Em termos de reportagem, porém, a estrutura da Globo foi mais uma vez vencedora. Como não destacar as presenças mais uma vez marcantes de Guilherme Pereira, Marcelo Courrege e Carlos Gil, agora também com nomes como Luiz Teixeira, Débora Gares e Denise Thomaz Bastos? Guilherme Roseguini, com amplo conhecido sobre o esporte enquanto ciência, também é presença obrigatória em eventos desse porte. Vale o destaque para a difícil e cumprida missão de André Gallindo no surfe, no Taiti, bem longe do centro dos Jogos Olímpicos.
O sportv foi o canal que mais se beneficiou disso. Com quatro canais, muitas transmissões, canal 4K, sinais extras sem narração, a emissora ofereceu um produto completo ao seu assinante. Acertou ao abrir na internet, de graça, a exibição do 'Ça Va Paris', melhor programa olímpico entre os canais detentores de direitos, apresentado nos estúdios do Rio de Janeiro por André Rizek e Fabi Alvim, e com a participação de Marcelo Barreto na França.
O time de comentaristas da Globo também atuou muito bem, com destaque para Bruno Fratus diretamente da beira da piscina nas disputas da natação. Se quiser uma carreira televisiva depois da carreira, o medalhista olímpico de Tóquio mostrou estar pronto. Destaque também para Geninho Amaral, do skate, que formou na TV Globo com Everaldo Marques a melhor dupla da Olimpíada.
Mas houve deslizes em todos os canais, um deles em comum aos três. A ânsia de mostrar finais e eventos importantes com brasileiros em tela dividida.
A TV Globo é a única que operava com um canal só na sua plataforma e poderia ser alvo de maior compreensão. Mas perdeu pontos no último dia de disputas com Brasil ao dividir excessivamente e desnecessariamente a tela e as atenções do público entre uma final de futebol feminino que pegava fogo, com a seleção brasileira buscando o empate até o último minuto (que infelizmente não veio) e momentos aleatórios da disputa do bronze no vôlei feminino.
O vôlei também valia medalha, mas qual a necessidade de dividir tela com o futebol em um 3 a 3 no quarto set? Não havia risco de o jogo acabar antes dos 25 pontos nesse ponto do jogo. A tela dividida se tornou um problema e não deveria ter sido assim.

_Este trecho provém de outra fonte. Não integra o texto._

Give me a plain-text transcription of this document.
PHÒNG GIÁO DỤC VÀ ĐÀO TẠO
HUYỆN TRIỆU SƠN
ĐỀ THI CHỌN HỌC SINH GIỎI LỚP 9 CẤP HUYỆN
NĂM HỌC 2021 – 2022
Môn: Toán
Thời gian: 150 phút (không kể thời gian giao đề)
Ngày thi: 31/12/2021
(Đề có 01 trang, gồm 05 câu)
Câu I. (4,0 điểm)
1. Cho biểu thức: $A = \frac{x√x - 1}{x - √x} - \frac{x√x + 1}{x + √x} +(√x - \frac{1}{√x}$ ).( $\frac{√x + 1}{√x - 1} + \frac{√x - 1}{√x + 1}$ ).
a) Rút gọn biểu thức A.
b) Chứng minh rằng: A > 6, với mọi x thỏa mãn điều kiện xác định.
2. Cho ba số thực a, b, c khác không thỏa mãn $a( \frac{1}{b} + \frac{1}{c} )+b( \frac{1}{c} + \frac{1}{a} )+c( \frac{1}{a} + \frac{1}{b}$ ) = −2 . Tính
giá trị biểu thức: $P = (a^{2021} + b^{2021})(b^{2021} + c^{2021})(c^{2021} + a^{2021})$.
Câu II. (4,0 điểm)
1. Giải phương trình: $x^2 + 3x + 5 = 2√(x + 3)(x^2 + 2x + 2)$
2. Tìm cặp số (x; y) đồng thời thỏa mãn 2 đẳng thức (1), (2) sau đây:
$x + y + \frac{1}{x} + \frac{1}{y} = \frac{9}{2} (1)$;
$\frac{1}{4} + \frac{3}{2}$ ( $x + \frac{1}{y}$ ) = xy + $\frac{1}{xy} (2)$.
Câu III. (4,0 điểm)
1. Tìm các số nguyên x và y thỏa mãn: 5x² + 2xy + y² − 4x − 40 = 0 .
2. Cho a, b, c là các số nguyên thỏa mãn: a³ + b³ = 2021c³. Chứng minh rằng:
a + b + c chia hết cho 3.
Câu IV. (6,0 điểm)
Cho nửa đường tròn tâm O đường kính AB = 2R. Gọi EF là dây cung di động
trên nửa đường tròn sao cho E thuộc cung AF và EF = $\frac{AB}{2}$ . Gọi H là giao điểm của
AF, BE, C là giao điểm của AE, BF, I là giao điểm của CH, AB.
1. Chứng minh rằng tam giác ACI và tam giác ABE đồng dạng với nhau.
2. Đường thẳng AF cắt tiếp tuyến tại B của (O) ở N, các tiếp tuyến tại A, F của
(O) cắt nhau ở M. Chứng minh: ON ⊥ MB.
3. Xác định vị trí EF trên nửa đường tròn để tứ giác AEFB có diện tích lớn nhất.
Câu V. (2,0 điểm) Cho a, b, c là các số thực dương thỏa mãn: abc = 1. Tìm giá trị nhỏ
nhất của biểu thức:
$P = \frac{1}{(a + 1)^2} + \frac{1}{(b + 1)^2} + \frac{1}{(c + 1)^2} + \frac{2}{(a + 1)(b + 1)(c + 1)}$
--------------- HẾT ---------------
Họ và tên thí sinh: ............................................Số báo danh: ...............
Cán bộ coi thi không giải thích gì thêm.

A CazéTV dividia todas as suas telas nas diversas lives com o que estivesse acontecendo em termos de medalhas brasileiras. Como a internet é um pouco mais difícil para a troca rápida de canais (o chamado 'zapear'), pode até fazer mais sentido, mas um fã específico da modalidade que estava sendo transmitida e foi interrompida pelo flash de outro evento com transmissão dedicada pode e deve ter ficado irritado.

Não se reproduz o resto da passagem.